Aaron is founder of the International Symposium on Performance Science, chief editor of Performance Science (a specialty section of Frontiers) and a fellow of the Royal Society of Arts and the UK’s Higher Education Academy. In 2008, he was elected an Honorary Member of the Royal College of Music.
Elaine Chew
A pianist and operations researcher by training, Elaine Chew is Professor of Digital Media at Queen Mary University of London, where she is affiliated with the Centre for Digital Music in the School of Electronic Engineering and Computer Science.
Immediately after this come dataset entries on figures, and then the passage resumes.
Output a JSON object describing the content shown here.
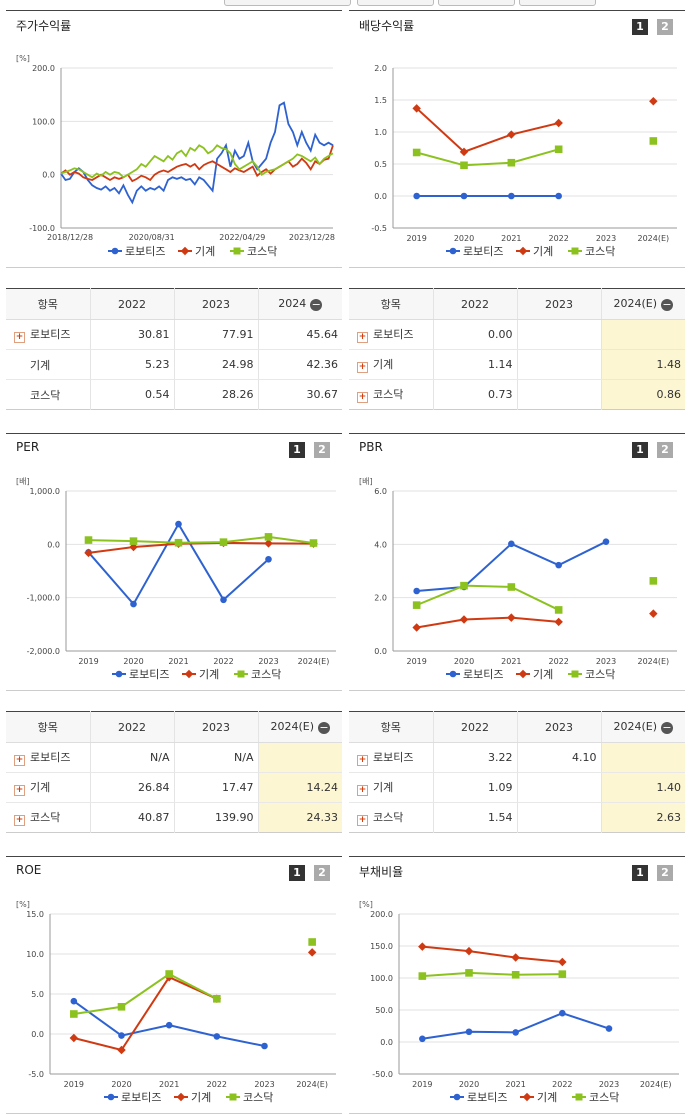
{
  "legend": [
    "로보티즈",
    "기계",
    "코스닥"
  ],
  "colors": {
    "s0": "#2e62d0",
    "s1": "#d03a12",
    "s2": "#8cc220"
  },
  "panels": {
    "stock": {
      "title": "주가수익률"
    },
    "dividend": {
      "title": "배당수익률",
      "btn1": "1",
      "btn2": "2"
    },
    "per": {
      "title": "PER",
      "btn1": "1",
      "btn2": "2"
    },
    "pbr": {
      "title": "PBR",
      "btn1": "1",
      "btn2": "2"
    },
    "roe": {
      "title": "ROE",
      "btn1": "1",
      "btn2": "2"
    },
    "debt": {
      "title": "부채비율",
      "btn1": "1",
      "btn2": "2"
    }
  },
  "chart_data": [
    {
      "id": "stock",
      "type": "line",
      "unit": "[%]",
      "ylim": [
        -100,
        200
      ],
      "yticks": [
        "200.0",
        "100.0",
        "0.0",
        "-100.0"
      ],
      "xticks": [
        "2018/12/28",
        "2020/08/31",
        "2022/04/29",
        "2023/12/28"
      ],
      "series": [
        {
          "name": "로보티즈",
          "values": [
            2,
            -10,
            -8,
            5,
            12,
            5,
            -10,
            -20,
            -25,
            -28,
            -22,
            -30,
            -25,
            -35,
            -20,
            -38,
            -52,
            -30,
            -22,
            -30,
            -25,
            -28,
            -22,
            -30,
            -10,
            -5,
            -8,
            -5,
            -10,
            -8,
            -18,
            -5,
            -10,
            -20,
            -30,
            30,
            40,
            55,
            15,
            45,
            30,
            35,
            60,
            25,
            10,
            20,
            30,
            60,
            80,
            130,
            135,
            95,
            80,
            55,
            80,
            60,
            45,
            75,
            60,
            55,
            60,
            55
          ]
        },
        {
          "name": "기계",
          "values": [
            2,
            8,
            0,
            5,
            2,
            -5,
            -8,
            -10,
            -5,
            0,
            -5,
            -10,
            -5,
            -8,
            -5,
            0,
            -12,
            -8,
            -2,
            -5,
            -10,
            0,
            5,
            8,
            5,
            10,
            15,
            18,
            20,
            15,
            20,
            10,
            18,
            22,
            25,
            20,
            15,
            10,
            5,
            12,
            8,
            5,
            10,
            15,
            -2,
            5,
            10,
            2,
            10,
            15,
            20,
            25,
            15,
            20,
            30,
            22,
            10,
            25,
            20,
            28,
            30,
            55
          ]
        },
        {
          "name": "코스닥",
          "values": [
            2,
            5,
            8,
            12,
            10,
            5,
            0,
            -5,
            2,
            -2,
            5,
            0,
            5,
            3,
            -5,
            0,
            5,
            10,
            20,
            15,
            25,
            35,
            30,
            25,
            35,
            28,
            40,
            45,
            35,
            50,
            45,
            55,
            50,
            40,
            45,
            55,
            50,
            48,
            40,
            20,
            10,
            15,
            20,
            25,
            15,
            0,
            5,
            8,
            10,
            15,
            20,
            25,
            30,
            38,
            35,
            30,
            25,
            32,
            20,
            30,
            35,
            40
          ]
        }
      ]
    },
    {
      "id": "dividend",
      "type": "line",
      "unit": "",
      "ylim": [
        -0.5,
        2.0
      ],
      "yticks": [
        "2.0",
        "1.5",
        "1.0",
        "0.5",
        "0.0",
        "-0.5"
      ],
      "categories": [
        "2019",
        "2020",
        "2021",
        "2022",
        "2023",
        "2024(E)"
      ],
      "series": [
        {
          "name": "로보티즈",
          "values": [
            0.0,
            0.0,
            0.0,
            0.0,
            null,
            null
          ]
        },
        {
          "name": "기계",
          "values": [
            1.37,
            0.69,
            0.96,
            1.14,
            null,
            1.48
          ]
        },
        {
          "name": "코스닥",
          "values": [
            0.68,
            0.48,
            0.52,
            0.73,
            null,
            0.86
          ]
        }
      ]
    },
    {
      "id": "per",
      "type": "line",
      "unit": "[배]",
      "ylim": [
        -2000,
        1000
      ],
      "yticks": [
        "1,000.0",
        "0.0",
        "-1,000.0",
        "-2,000.0"
      ],
      "categories": [
        "2019",
        "2020",
        "2021",
        "2022",
        "2023",
        "2024(E)"
      ],
      "series": [
        {
          "name": "로보티즈",
          "values": [
            -150,
            -1120,
            380,
            -1040,
            -280,
            null
          ]
        },
        {
          "name": "기계",
          "values": [
            -160,
            -50,
            10,
            26.84,
            17.47,
            14.24
          ]
        },
        {
          "name": "코스닥",
          "values": [
            80,
            60,
            30,
            40.87,
            139.9,
            24.33
          ]
        }
      ]
    },
    {
      "id": "pbr",
      "type": "line",
      "unit": "[배]",
      "ylim": [
        0,
        6
      ],
      "yticks": [
        "6.0",
        "4.0",
        "2.0",
        "0.0"
      ],
      "categories": [
        "2019",
        "2020",
        "2021",
        "2022",
        "2023",
        "2024(E)"
      ],
      "series": [
        {
          "name": "로보티즈",
          "values": [
            2.25,
            2.4,
            4.02,
            3.22,
            4.1,
            null
          ]
        },
        {
          "name": "기계",
          "values": [
            0.88,
            1.18,
            1.25,
            1.09,
            null,
            1.4
          ]
        },
        {
          "name": "코스닥",
          "values": [
            1.72,
            2.45,
            2.4,
            1.54,
            null,
            2.63
          ]
        }
      ]
    },
    {
      "id": "roe",
      "type": "line",
      "unit": "[%]",
      "ylim": [
        -5,
        15
      ],
      "yticks": [
        "15.0",
        "10.0",
        "5.0",
        "0.0",
        "-5.0"
      ],
      "categories": [
        "2019",
        "2020",
        "2021",
        "2022",
        "2023",
        "2024(E)"
      ],
      "series": [
        {
          "name": "로보티즈",
          "values": [
            4.1,
            -0.2,
            1.1,
            -0.3,
            -1.5,
            null
          ]
        },
        {
          "name": "기계",
          "values": [
            -0.5,
            -2.0,
            7.1,
            4.4,
            null,
            10.2
          ]
        },
        {
          "name": "코스닥",
          "values": [
            2.5,
            3.4,
            7.5,
            4.4,
            null,
            11.5
          ]
        }
      ]
    },
    {
      "id": "debt",
      "type": "line",
      "unit": "[%]",
      "ylim": [
        -50,
        200
      ],
      "yticks": [
        "200.0",
        "150.0",
        "100.0",
        "50.0",
        "0.0",
        "-50.0"
      ],
      "categories": [
        "2019",
        "2020",
        "2021",
        "2022",
        "2023",
        "2024(E)"
      ],
      "series": [
        {
          "name": "로보티즈",
          "values": [
            5,
            16,
            15,
            45,
            21,
            null
          ]
        },
        {
          "name": "기계",
          "values": [
            149,
            142,
            132,
            125,
            null,
            null
          ]
        },
        {
          "name": "코스닥",
          "values": [
            103,
            108,
            105,
            106,
            null,
            null
          ]
        }
      ]
    }
  ],
  "tables": {
    "stock": {
      "header": [
        "항목",
        "2022",
        "2023",
        "2024"
      ],
      "rows": [
        {
          "label": "로보티즈",
          "plus": true,
          "cells": [
            "30.81",
            "77.91",
            "45.64"
          ]
        },
        {
          "label": "기계",
          "plus": false,
          "cells": [
            "5.23",
            "24.98",
            "42.36"
          ]
        },
        {
          "label": "코스닥",
          "plus": false,
          "cells": [
            "0.54",
            "28.26",
            "30.67"
          ]
        }
      ]
    },
    "dividend": {
      "header": [
        "항목",
        "2022",
        "2023",
        "2024(E)"
      ],
      "rows": [
        {
          "label": "로보티즈",
          "plus": true,
          "cells": [
            "0.00",
            "",
            ""
          ]
        },
        {
          "label": "기계",
          "plus": true,
          "cells": [
            "1.14",
            "",
            "1.48"
          ]
        },
        {
          "label": "코스닥",
          "plus": true,
          "cells": [
            "0.73",
            "",
            "0.86"
          ]
        }
      ]
    },
    "per": {
      "header": [
        "항목",
        "2022",
        "2023",
        "2024(E)"
      ],
      "rows": [
        {
          "label": "로보티즈",
          "plus": true,
          "cells": [
            "N/A",
            "N/A",
            ""
          ]
        },
        {
          "label": "기계",
          "plus": true,
          "cells": [
            "26.84",
            "17.47",
            "14.24"
          ]
        },
        {
          "label": "코스닥",
          "plus": true,
          "cells": [
            "40.87",
            "139.90",
            "24.33"
          ]
        }
      ]
    },
    "pbr": {
      "header": [
        "항목",
        "2022",
        "2023",
        "2024(E)"
      ],
      "rows": [
        {
          "label": "로보티즈",
          "plus": true,
          "cells": [
            "3.22",
            "4.10",
            ""
          ]
        },
        {
          "label": "기계",
          "plus": true,
          "cells": [
            "1.09",
            "",
            "1.40"
          ]
        },
        {
          "label": "코스닥",
          "plus": true,
          "cells": [
            "1.54",
            "",
            "2.63"
          ]
        }
      ]
    }
  }
}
Her research focuses on mathematical and computational modeling, and scientific visualisation, of music structures and expressivity with the goal of making explicit what it is that musicians do, how they do it, and why.
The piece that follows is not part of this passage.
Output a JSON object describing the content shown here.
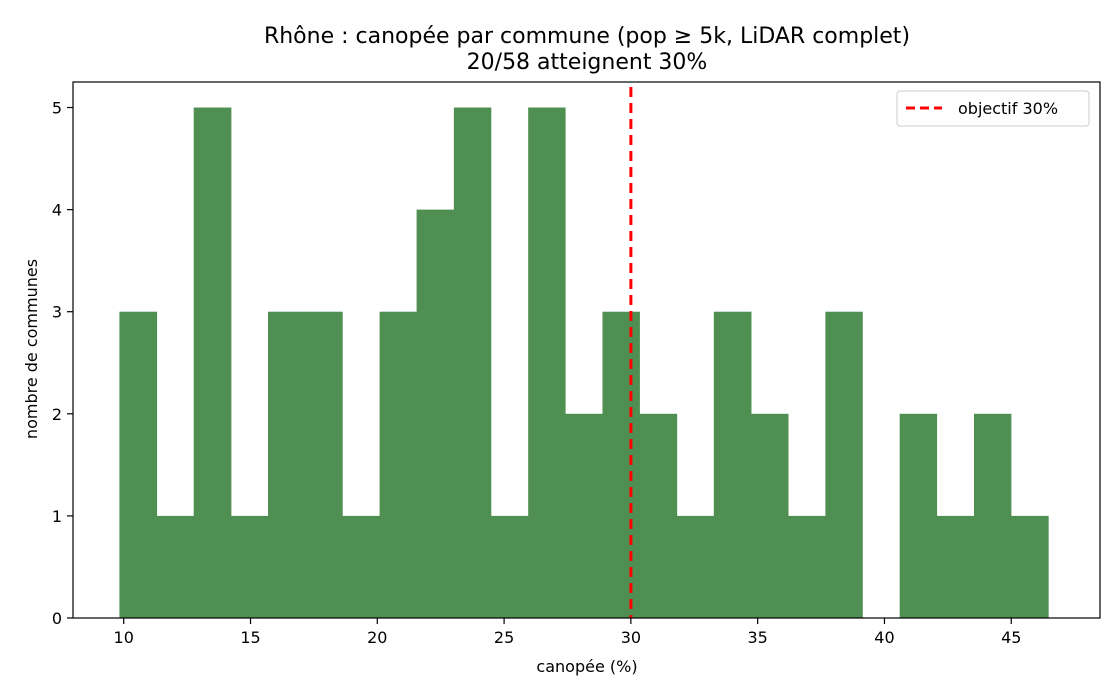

Prior to joining QMUL, she was based in the United States, where she was recipient of the NSF CAREER and PECASE awards, and honours including the Viterbi Early Career Chair at the University of Southern California and the Edward, Frances, and Shirley B. Daniels Fellowship at the Radcliffe Institute for Advanced Study.
Daniel Müllensiefen
Daniel did his PhD in Systematic Musicology on memory for melodies at the University of Hamburg and subsequently worked as a Research Fellow in the Computing department at Goldsmiths College, University of London. Since 2009 he has been working in Goldsmiths’ Psychology department where he is now a Reader and director of the Master’s programme in Music Mind and Brain. His research interests include music information retrieval and musical similarity, statistical modelling of music cognition, the measurement of musical abilities and generally the intersection of computer modelling and music psychology. Since 2016 he is editor of the journal Empirical Musicology Review.
Marcus Pearce
Educated in experimental psychology and artificial intelligence at Oxford and Edinburgh, Marcus Pearce received his PhD from City, University of London in 2005, before continuing as a post-doctoral research fellow at Goldsmiths and University College London. He is currently Senior Lecturer in Sound and Music Processing at Queen Mary University of London where he is leader of the Music Cognition Lab, director of the EEG Laboratory and co-director of the cross-faculty Centre for Mind in Society. His research interests cover computational, psychological and neuroscientific aspects of music cognition, with a particular focus on dynamic, predictive processing of melodic, rhythmic and harmonic structure, and its impact on emotional and aesthetic experience. He is the author of the IDyOM model of auditory expectation based on statistical learning and probabilistic prediction.
Special Guest
Manuela M. Marin
Manuela was born in Graz (Austria). She has a multidisciplinary academic background and holds a Master’s degree in English studies and Physics as well as a Master’s degree in Systematic Musicology from the University of Graz (Austria). She also completed an MSc in Research Methods in Psychology at Goldsmiths, University of London (UK). She is currently finishing her PhD in Experimental Psychology with Prof. Helmut Leder at the University of Vienna (Austria) and working with Prof. Tobias Greitemeyer at the University of Innsbruck (Austria). Manuela worked as a student assistant for Prof. Richard Parncutt, and as a graduate research assistant for Prof. Stephen McAdams (Montreal) as well as for Prof. Lauren Stewart (London). Manuela is a co-founder of the conference series “International Conference of Students of Systematic Musicology (SysMus)”. Her main research interests include music and emotion, empirical aesthetics, as well as the social psychology of music.